研究課題
基盤研究(C)
脳の機能的な神経回路の形成には、基礎的な構造構築に加えて、軸索末端の分岐伸長、過剰突起刈り込み、シナプス形成等を含む様々な最適化の過程が存在する。本研究は、ショウジョウバエをモデルに、脳に於ける機能的な神経回路の成熟と最適化を制御する機構に焦点を当て、標的領域における軸索の微細分岐を制御する遺伝子機構の解析を行う事を目的としている。これまでの予備的実験により神経微細構造の形成が、使用する系統の遺伝的背景に大きく左右される事が確認された。このため、異なる遺伝的背景が実験結果に与える影響を排除するために、変異体の探索に先立ち、遺伝子スクリーニングに使用するすべてのショウジョウバエ系統を野生型標準系統と5世代から10世代戻し交配し、均一な遺伝的背景を確立した。さらに、神経構造の変化をより鋭敏に検出する方策として、既知の制御遺伝子を過剰発現する系統を作成し、軸索末端の分岐様式の変化を、共焦点顕微鏡画像をもとに効率よく定量的に解析する方策を確立した。さらに、これらの系統を使用して、ショウジョウバエの脳において軸索の微細分岐を制御する遺伝子を探索するために、ブルーミントンまたは京都ショウジョウバエストックセンターから入手した機能欠失型変異体について、キノコ体神経末端の分子様式を対象とした予備的探査行い、軸索末端の分岐点の数と側鎖長が野生型と比べて増加する変異系統、及び減少する変異系統をそれぞれ数個同定した。これらの結果を基礎に、さらにスクリーニングを継続すると共に、同定された候補遺伝子の神経発生における機能解析や、他の制御遺伝子との遺伝的相互作用の解析を推進して行く予定である。
2: おおむね順調に進展している
これまでの研究によりキノコ体の形成と可塑性を制御する遺伝子網を包括的に理解するために、ショウジョウバエ全ゲノムを網羅するマイクロアレーを用いた探索を行い、多数のキノコ体発現遺伝子を同定してきた。本研究課題では、この解析をさらに発展させ、これまでの解析では見逃してきた個々の神経細胞の軸索末端に於ける微細分岐様式に焦点を当て、キノコ体発現遺伝子のなかでも、神経回路の成熟と最適化を制御する遺伝子を探索する事を計画している。軸索末端の微細分岐は、脳の大まかな全体構造と比較して様々な個体差がある。また、それぞれの系統が持つ多様な遺伝学的背景の影響を受ける。微細構造に関するこれらの状況はある程度予想されたものであり、本課題では解析にあたり使用するショウジョウバエ系統の遺伝学的背景の統一に大きな注意を払ってきた。これにより研究計画は若干の遅れはあるもののほぼ予想通りに進める事ができた。

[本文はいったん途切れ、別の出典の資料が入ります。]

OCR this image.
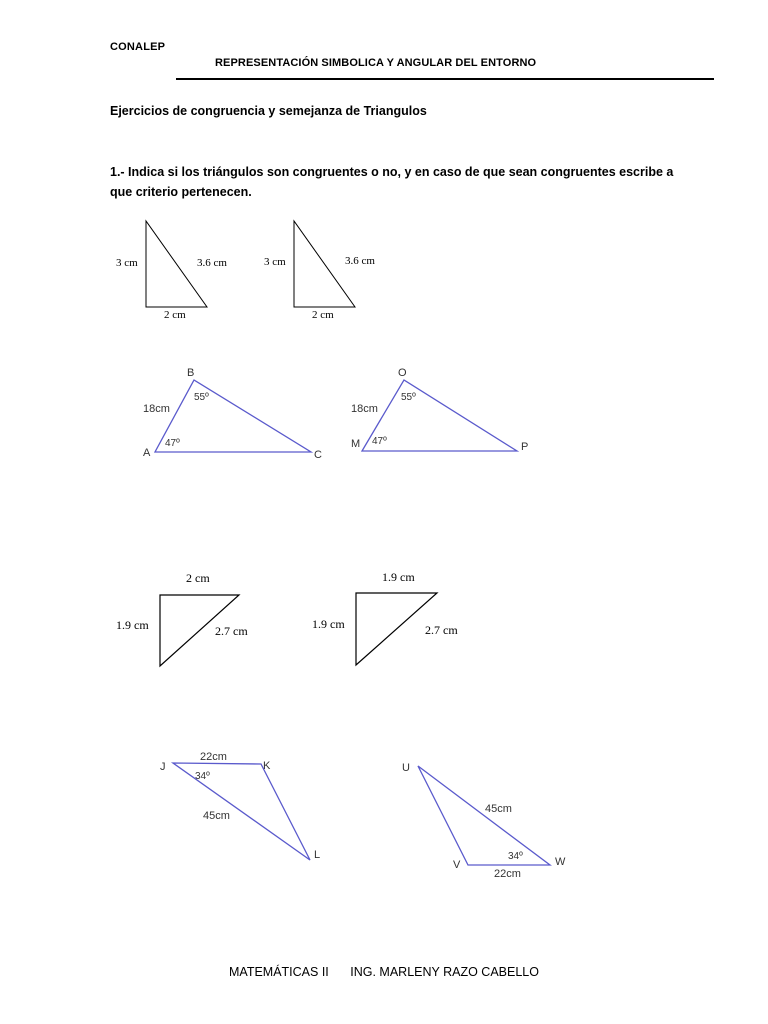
CONALEP
REPRESENTACIÓN SIMBOLICA Y ANGULAR DEL ENTORNO
Ejercicios de congruencia y semejanza de Triangulos
1.- Indica si los triángulos son congruentes o no, y en caso de que sean congruentes escribe a que criterio pertenecen.
3 cm	3.6 cm
2 cm
3 cm	3.6 cm
2 cm
B
A	C
18cm
55º
47º
O
M	P
18cm
55º
47º
2 cm
1.9 cm	2.7 cm
1.9 cm
1.9 cm	2.7 cm
J	K
L
22cm
34º
45cm
U
V	W
45cm
34º
22cm
MATEMÁTICAS II ING. MARLENY RAZO CABELLO
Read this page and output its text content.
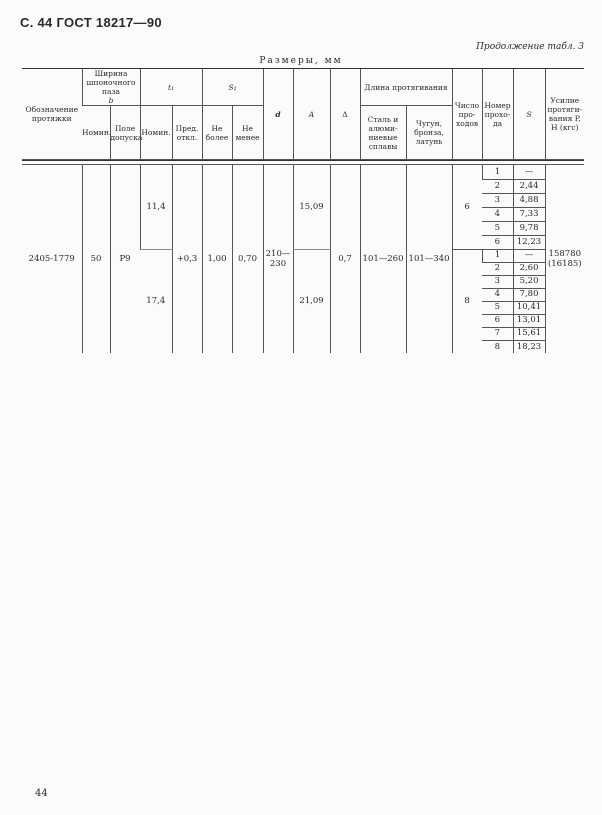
С. 44 ГОСТ 18217—90
Продолжение табл. 3
Размеры, мм
Обозначение протяжки	Ширина шпоночного паза
b		t₁		S₁		d	A	Δ	Длина протягивания		Число про-ходов	Номер прохо-да	S	Усилие протяги-вания P, Н (кгс)
	Номин.	Поле допуска	Номин.	Пред. откл.	Не более	Не менее				Сталь и алюми-ниевые сплавы	Чугун, бронза, латунь				

2405-1779	50	P9	11,4	+0,3	1,00	0,70	210—230	15,09	0,7	101—260	101—340	6	1	—	158780
(16185)
													2	2,44	
													3	4,88	
													4	7,33	
													5	9,78	
													6	12,23	
			17,4					21,09				8	1	—	
													2	2,60	
													3	5,20	
													4	7,80	
													5	10,41	
													6	13,01	
													7	15,61	
													8	18,23	
44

初年度の遺伝子探索では、簡便のため RNAi による遺伝子機能の抑制を手がかりとして探索を行うが事を計画してきたが、RNAiによる発現抑制は遺伝子ごとにその効率が異なる。このため、より統一性のある機能抑制を行うために、既知の制御遺伝子を過剰発現させることにより得られる鋭敏化された遺伝的背景を構築する。このような背景において、未知の遺伝子に関する機能欠失変異体ヘテロ接合により有効な遺伝子量を半減させる方策を併用する。また、解析の対象としてより解析が容易な神経筋結合部をキノコ体γ神経に加えて新たに採用する。ショウジョウバエ神経筋結合部は、脊椎動物の中枢と同じくグルタミン作動性であり、脳における回路最適化と共通する機構が存在する事が期待される。神経筋結合部における運動神経軸索末端の分岐様式の変化を共焦点顕微鏡によりデジタル画像化したのち、末端の微細分岐数、側鎖長、さらにシナプスブートンの総面積を集計し、遺伝子機能抑制により神経軸索末端の微細構造に変化をもたらすような遺伝子を探索する。
残額(60,190円)については24年度内に相当する金額の消耗品が納品済みである。